Betrachten Sie eine einzelne Antwortvariable, (anscheinend eine von V1 bis V5). Nehmen wir als Ausgangspunkt an, dass die Antwort von mehreren Faktoren abhängt, einschließlichY

  • Eine durchschnittliche oder "typische" Antwort .μ

  • Ein zufälliger patientenspezifischer Faktor mit dem Mittelwert Null.ε

  • X2

  • X.s

  • X.e

  • δε

Es ist hier implizit, dass das Experiment auf bestimmte Standardmethoden entworfen wurde: nämlich dass Patienten zufällig aus einer bestimmten Population ausgewählt wurden; dass die Bestimmung zur Behandlung des linken Auges, des rechten Auges oder beider entweder randomisiert war oder unabhängig von anderen Faktoren angenommen werden kann; usw. Änderungen dieser Annahmen würden begleitende Änderungen im Modell erfordern.

jjrichtig,linksich

Y.((ich,j)=μ+β2X.2((ich,j)+βsX.s((ich,j)+βeX.e((j)+ε((ich)+δ((j).

Dies sieht aus wie ein etwas komplexes, teilweise verschachteltes gemischtes Modell.
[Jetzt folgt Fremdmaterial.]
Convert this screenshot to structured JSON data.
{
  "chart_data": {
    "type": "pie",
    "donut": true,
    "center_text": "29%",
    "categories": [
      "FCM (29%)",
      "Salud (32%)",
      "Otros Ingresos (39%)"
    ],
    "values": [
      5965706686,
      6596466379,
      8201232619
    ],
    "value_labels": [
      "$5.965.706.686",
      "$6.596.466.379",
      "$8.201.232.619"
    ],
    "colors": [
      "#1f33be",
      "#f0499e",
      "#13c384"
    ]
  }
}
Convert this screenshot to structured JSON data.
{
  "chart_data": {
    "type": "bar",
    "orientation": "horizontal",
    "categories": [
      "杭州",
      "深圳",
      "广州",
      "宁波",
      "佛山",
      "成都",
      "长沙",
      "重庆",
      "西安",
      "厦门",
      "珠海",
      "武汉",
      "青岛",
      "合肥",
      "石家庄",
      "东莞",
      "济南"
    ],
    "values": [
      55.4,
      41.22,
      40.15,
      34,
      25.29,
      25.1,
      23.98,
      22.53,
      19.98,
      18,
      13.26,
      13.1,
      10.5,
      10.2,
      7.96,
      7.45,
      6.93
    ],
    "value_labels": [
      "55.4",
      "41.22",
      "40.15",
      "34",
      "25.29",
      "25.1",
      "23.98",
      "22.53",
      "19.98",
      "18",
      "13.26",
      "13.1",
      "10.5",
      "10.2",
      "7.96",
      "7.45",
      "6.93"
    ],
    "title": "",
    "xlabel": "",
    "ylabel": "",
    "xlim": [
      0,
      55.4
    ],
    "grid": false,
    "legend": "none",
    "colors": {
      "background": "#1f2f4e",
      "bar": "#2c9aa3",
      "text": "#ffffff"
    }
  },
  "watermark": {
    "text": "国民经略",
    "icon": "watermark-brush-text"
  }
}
Parameter anpassenμ, β2 und βs kann mit maximaler Wahrscheinlichkeit (oder möglicherweise verallgemeinerter Regression der kleinsten Quadrate) durchgeführt werden.

Ich biete dies nur zur Veranschaulichung an, um zu zeigen, wie man profitabel über dieses Problem nachdenken und einen Weg finden kann, den Datensatz in vollem Umfang zu nutzen. Einige meiner Annahmen sind möglicherweise falsch und sollten geändert werden. zusätzliche Interaktionen können erforderlich sein; Möglicherweise sind einige Überlegungen erforderlich, wie mit potenziellen Unterschieden zwischen den Augen am besten umgegangen werden kann. (Es ist unwahrscheinlich, dass es einen universellen Unterschied zwischen links und rechts gibt, aber vielleicht gibt es einen Unterschied, der zum Beispiel mit dem dominanten Auge des Patienten zusammenhängt.)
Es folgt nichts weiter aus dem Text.